In the United Kingdom, a terrestrial multiplex (usually abbreviated mux) has a fixed bandwidth of 8 MHz CODFM of interleaved H.222 packets containing a number of channels. In the United States, a similar arrangement using 6 MHz 8VSB is often described as a channel with virtual sub-channels.
Many pay television services on cable and satellite television offer program service packages, in which a single provider offers a number of separate channels to its subscribers. The channels may be distinct in regards to the programming format (for example, one channel offering comedy programming and another carrying action and adventure films), be timeshifted, or offer different views of the same event (such as overviews of a car race, the view from different drivers' cars or a view of the pits). Some pay television program services offer picture in picture (PIP) capabilities to follow the various feeds simultaneously on one screen. If the hardware allows, several channels in one multiplex can be viewed simultaneously. Pay television multiplexes may be purchased on a subscription or a pay-per-view basis.

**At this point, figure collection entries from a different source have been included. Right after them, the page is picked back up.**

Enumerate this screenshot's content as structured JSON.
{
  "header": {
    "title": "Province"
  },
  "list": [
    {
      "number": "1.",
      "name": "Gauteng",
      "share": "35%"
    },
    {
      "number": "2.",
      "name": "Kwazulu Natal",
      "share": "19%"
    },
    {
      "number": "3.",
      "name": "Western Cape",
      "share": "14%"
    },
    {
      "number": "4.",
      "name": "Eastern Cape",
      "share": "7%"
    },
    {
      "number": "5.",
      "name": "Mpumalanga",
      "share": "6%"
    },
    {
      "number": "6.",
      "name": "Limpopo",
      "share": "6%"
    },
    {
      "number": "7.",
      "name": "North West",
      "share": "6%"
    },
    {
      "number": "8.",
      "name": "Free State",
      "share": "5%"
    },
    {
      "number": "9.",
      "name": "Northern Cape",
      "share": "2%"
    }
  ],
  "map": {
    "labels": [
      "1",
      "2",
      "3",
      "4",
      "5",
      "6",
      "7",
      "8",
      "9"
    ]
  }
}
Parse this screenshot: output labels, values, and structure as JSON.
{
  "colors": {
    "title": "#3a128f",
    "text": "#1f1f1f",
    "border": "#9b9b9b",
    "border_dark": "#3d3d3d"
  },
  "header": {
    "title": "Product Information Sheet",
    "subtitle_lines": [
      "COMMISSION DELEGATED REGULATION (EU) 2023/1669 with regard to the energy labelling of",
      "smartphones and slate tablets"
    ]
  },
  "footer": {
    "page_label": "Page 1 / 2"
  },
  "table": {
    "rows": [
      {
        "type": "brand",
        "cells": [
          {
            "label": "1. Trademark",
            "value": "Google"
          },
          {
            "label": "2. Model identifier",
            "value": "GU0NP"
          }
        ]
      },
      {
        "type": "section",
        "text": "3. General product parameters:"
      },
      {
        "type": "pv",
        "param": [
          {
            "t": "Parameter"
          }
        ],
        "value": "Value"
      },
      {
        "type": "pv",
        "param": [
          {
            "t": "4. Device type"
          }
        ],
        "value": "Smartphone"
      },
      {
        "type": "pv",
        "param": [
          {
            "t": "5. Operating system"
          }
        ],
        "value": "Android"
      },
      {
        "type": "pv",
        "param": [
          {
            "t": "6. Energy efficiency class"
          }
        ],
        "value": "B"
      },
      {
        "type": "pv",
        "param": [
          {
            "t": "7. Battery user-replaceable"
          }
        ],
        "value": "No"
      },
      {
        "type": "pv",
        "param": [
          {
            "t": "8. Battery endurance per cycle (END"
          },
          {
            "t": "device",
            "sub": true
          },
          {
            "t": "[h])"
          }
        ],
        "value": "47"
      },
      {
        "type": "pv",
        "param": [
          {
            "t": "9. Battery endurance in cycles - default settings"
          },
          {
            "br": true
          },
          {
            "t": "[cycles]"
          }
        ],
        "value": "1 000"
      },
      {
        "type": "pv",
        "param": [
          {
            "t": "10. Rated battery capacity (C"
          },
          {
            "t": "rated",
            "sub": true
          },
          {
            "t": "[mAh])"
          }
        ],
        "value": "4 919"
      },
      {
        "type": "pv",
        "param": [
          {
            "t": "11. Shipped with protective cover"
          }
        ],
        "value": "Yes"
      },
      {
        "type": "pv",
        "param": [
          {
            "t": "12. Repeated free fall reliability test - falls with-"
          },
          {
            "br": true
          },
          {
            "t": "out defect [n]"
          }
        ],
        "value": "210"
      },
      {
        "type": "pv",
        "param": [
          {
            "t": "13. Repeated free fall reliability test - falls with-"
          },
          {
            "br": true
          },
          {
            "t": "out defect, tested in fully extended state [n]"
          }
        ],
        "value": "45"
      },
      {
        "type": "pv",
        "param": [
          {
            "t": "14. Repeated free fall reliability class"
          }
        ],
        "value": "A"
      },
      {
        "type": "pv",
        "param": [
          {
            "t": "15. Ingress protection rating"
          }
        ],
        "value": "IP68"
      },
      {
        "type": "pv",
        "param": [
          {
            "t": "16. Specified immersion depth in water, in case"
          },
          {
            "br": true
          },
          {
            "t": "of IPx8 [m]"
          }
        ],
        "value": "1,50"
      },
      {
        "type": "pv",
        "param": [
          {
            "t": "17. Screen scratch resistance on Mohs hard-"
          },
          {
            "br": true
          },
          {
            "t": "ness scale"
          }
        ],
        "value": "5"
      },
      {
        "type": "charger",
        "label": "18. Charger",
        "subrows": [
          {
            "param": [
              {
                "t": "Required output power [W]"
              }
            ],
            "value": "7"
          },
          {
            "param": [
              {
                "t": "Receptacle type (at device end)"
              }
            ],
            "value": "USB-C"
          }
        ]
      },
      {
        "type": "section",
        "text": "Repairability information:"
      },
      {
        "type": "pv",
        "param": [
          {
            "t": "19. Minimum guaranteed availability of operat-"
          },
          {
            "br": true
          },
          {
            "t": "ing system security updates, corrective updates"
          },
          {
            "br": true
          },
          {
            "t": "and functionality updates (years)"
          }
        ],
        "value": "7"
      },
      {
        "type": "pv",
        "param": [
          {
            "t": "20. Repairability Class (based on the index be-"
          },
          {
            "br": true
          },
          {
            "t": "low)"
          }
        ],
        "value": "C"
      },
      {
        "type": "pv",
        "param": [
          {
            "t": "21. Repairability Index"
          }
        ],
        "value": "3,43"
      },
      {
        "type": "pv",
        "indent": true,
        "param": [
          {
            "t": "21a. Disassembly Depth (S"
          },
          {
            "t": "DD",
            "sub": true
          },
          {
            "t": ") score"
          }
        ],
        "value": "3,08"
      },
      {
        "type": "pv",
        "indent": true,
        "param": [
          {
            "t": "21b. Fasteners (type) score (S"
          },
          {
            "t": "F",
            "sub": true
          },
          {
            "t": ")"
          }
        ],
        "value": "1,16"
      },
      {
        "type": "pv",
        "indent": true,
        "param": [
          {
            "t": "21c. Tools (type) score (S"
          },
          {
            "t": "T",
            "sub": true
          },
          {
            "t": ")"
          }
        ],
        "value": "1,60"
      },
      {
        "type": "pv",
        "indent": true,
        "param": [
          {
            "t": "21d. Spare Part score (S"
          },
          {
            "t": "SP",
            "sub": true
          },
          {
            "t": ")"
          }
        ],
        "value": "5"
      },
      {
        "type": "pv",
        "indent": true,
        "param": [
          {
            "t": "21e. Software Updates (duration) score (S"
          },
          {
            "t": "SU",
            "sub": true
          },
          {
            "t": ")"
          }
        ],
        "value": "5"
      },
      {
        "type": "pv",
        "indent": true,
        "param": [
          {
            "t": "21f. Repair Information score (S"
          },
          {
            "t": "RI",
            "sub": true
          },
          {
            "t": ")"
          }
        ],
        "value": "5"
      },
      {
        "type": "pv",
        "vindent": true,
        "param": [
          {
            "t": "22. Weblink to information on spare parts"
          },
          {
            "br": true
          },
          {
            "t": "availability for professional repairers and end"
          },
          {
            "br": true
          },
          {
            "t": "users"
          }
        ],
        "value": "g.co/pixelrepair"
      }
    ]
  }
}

Analog television channels, whether terrestrial, cable or satellite, are transmitted as a single program service uncompressed at the same fixed bandwidth, which fills the entire bandwidth available. Digital television channels can be interleved and are in a highly compressed format, so that the bandwidth they require varies due to the bitrate provided to each channel; it is more cost efficient to transmit several channels together so that they share the same bandwidth, each channel have carefully constrained bitrates allocated, so that the sum of all channels fill the fixed bandwidth provided. A group of program services transmitted within a particular bandwidth allocation is erroneously known as a multiplex; or the channels may be called subchannels. Sometimes, when analog transmissions are replaced by digital, the fixed bandwidth of one analog broadcast is allocated to the program services; the bandwidth of one analog broadcast is sufficient for several compressed channels.